Scenarios
Infrastructure Use Scenarios
Possibilities offered by Dariah.lab in terms of services, equipment, and datasets, are illustrated by a number of scenarios described following the convention adopted in the Standardization Survival Kit. SSK is an open tool for publishing research scenarios documenting good practices and standards used in research in the field of digital humanities and cultural heritage.
The purpose of presenting scenarios developed for Dariah.lab is to explain what a given infrastructure element offers and how it can be used in different areas, and to enable assessment of its usefulness for different groups of users. The scenarios also illustrate the possibilities of using several elements of the infrastructure for data processing by putting them together in a certain order in a work flow.

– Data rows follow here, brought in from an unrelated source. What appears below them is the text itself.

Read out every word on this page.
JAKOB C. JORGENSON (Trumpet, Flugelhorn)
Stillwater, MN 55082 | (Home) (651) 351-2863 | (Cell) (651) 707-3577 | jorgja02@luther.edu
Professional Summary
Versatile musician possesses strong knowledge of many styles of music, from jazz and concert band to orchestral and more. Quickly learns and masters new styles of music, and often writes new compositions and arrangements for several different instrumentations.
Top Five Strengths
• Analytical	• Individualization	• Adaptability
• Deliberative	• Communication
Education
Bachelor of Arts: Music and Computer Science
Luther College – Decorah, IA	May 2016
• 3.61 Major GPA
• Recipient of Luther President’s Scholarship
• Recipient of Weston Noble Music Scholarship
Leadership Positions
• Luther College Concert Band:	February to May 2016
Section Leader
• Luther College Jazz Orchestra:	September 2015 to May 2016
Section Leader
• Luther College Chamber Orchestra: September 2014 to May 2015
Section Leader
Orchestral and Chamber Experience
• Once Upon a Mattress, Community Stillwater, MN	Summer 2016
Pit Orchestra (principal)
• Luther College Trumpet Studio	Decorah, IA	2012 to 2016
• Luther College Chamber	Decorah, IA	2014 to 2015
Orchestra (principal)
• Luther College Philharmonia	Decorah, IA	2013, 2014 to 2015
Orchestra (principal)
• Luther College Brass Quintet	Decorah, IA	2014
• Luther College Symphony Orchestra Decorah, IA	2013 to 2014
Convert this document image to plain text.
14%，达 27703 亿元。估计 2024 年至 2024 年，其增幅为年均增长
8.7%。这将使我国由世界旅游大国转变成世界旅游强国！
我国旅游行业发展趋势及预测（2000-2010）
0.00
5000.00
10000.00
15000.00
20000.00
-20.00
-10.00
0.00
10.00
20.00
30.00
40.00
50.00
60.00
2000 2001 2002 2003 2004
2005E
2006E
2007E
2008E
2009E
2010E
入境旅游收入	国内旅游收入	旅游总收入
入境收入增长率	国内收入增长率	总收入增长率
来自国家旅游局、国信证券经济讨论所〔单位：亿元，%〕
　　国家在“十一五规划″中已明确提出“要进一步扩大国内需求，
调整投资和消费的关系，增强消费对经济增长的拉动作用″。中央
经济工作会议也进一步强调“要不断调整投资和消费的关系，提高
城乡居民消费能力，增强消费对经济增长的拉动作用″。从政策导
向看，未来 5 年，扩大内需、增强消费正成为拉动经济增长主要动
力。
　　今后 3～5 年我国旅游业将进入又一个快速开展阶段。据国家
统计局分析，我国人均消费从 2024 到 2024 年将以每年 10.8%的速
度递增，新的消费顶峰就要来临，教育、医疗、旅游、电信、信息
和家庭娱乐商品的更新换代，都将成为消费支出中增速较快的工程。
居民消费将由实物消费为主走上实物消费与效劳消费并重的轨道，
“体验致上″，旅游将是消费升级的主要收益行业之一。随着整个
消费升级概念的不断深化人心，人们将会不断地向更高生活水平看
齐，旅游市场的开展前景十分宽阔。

The set of scenarios presented below will be gradually extended.
- Creating subtitles for a video based on its audio track
- Generating automatic abstract based on article content
Creating subtitles for a video based on its audio track
The aim of the scenario is to generate so-called closed captioning based on the transcription of the audiovisual material’s soundtrack for viewers with hearing disabilities.
- Obiects:
- Multimedia
- Sound
- Text
- Techniques:
- Information Retrieval
- Machine Learning
- Standards:
- ISO/IEC 14496
- XML
- WebVTT
Extracting audio tracks from audiovisual material
- Conversion
Selecting the form of speech recognition results in terms of conversion (e.g., digital notation of dates, times, abbreviations, etc.).
Obtain speech transcriptions for individual audio tracks in XML format containing converted orthographic notation and timestamps
- Data Recognition
- Transcription
Conversion of the results to the selected subtitle format
- Translation
Manual modification of speech recognition results in order to correct errors, adjust the length of subtitles to the available display time, supplement them with a description of non-verbal sounds
- Cleaning
- Editing
Generating automatic abstract based on article content
The goal is to obtain abstracts of literature articles using unsupervised learning algorithms to enrich metadata of scientific texts
- Obiects:
- Text
- Techniques:
- Information Retrieval
- Encoding
- Content Analysis
Loading an input file
- Encoding
Paper content processing
- Content Analysis
Generating abstract
- Modelling
- Anotating
Writing result to the output file
Result verification